Po co mi to? czwartek, 11 styczeń 2018, godz. 13:33
Zaczyna dręczyć mnie myśl o zamknięciu tego bloga, o zaprzestaniu zajmowania się sprawami miasta i regionu…
W ogóle polityką…
I nie tylko lokalną!
Bo… po co mi to?
A przede wszystkim – dla kogo?
Dla tej większości z Was, która nie dorosła do demokracji?
Której dobrze jest w gminie źle zarządzanej?
Dla tej większości z Was, którą rajcuje, kiedy włodarz w zasadzie tylko swoimi decyzjami nie tylko niszczy drobny handel i przedsiębiorczość, ale wprost okrada budżet gminy z dochodów?
Czy dla tej, która cieszy się, kiedy największy oszust w historii tego miasta opowiada jej bajki o oszczędnościach i funduszach unijnych, a ta większość z Was nie widzi, że… te rzekome oszczędności tylko z braku potrzebnych gminie inwestycji, a fundusze unijne będzie trzeba prawdopodobnie zwrócić?
Nadto ta większość z Was nawet nie widzi, że degradacja, do której doprowadził włodarz, tak naprawdę jest Waszym udziałem, udziałem Waszego wyboru!
Więc po co mi to?
Mam wnuki, Przyjaciół oraz mam swoje pasje…
I na pewno nie należy do nich… pokazywanie od lat ’90 ub. wieku lokalnego zła!
To robiłem z troski o miasto, gminę, mieszkańców…
Ale na pewno nie z pasji!
Co prawda ostatecznej decyzji jeszcze nie podjąłem, ale jestem coraz bliżej…
Zwłaszcza, że w ostatnich latach nawet nie zawsze uczciwa wcześniej lokalna pseudo prokuratura dzisiaj już zeszła całkiem na psy!
Tak!
Dać Wam przykład?
Proszę…
„Prokurator” rejonowy, podejmując decyzje o umorzeniu dochodzenia pisze m.in., że – cyt.: „… brak jest podstaw do przyjęcia, aby dane zawarte na stronie internetowej – w zakresie numeru konta i formy wsparcia partii , zostały celowo niezaktualizowane, w celu wyłudzenia środków finansowych od potencjalnych darczyńców.

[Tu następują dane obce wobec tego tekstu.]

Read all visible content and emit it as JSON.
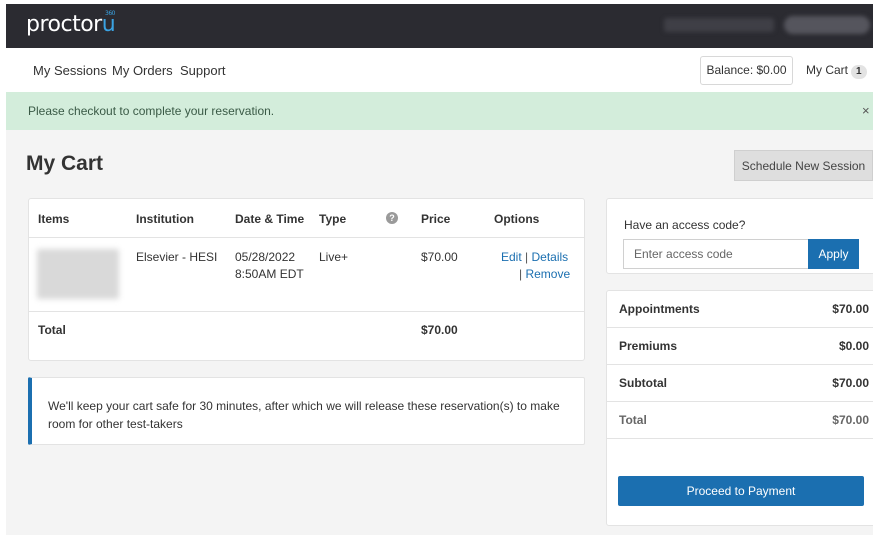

Nie można wykluczyć, że brak aktualizacji strony został spowodowany przeoczeniem, czy też nie zachowaniem należytej staranności przez jej administratora. Dlatego też postępowanie w tym zakresie postanowiono umorzyć – wobec braku danych dostatecznie uzasadniających podejrzenie popełnienia czynu zabronionego.” – koniec cytatu, kiedy w przywołanym okresie dane zawarte na tej konkretnej stronie internetowej /o którą „prokurator” tak się troszczy/, w zakresie numeru konta i formy wsparcia, w ogóle nie miały prawa być już aktualizowane, bowiem zarówno ta strona internetowa, jak i podany na niej numer konta bankowego na mocy prawomocnego postanowienia Sądu, nie miały prawa w ogóle funkcjonować w sieci internetowej, a jeżeli funkcjonowały to tylko w formie kryminogennej.
Więc, czy nie mogą ręce opaść?
Mogą!
Bo tak postawiona teza wskazuje na jawne chronienie przez „prokuratora” sprawców czynów kryminogennych, a inne dowody, na bardzo bliską współpracę „prokuratora” ze sprawcami kryminogennego czynu.
Więc jeszcze raz zapytam – po co mi to?
Dla zabicia czasu?
Na pewno nie, bo wcale mi go nie zbywa!
Podobnie jak kasy, na każdoroczne utrzymanie bloga…
A może myślicie, że dla satysfakcji…
Więc tu też Was rozczaruję bo… w ogóle!
Nigdy nie interesowały mnie peany i wysoko, w obłokach noszona głowa…
Zawsze twardo stąpałem po ziemi…
Więc?
Czy to naprawdę już nie pora, abym zrzucił z siebie ten zbędny balast?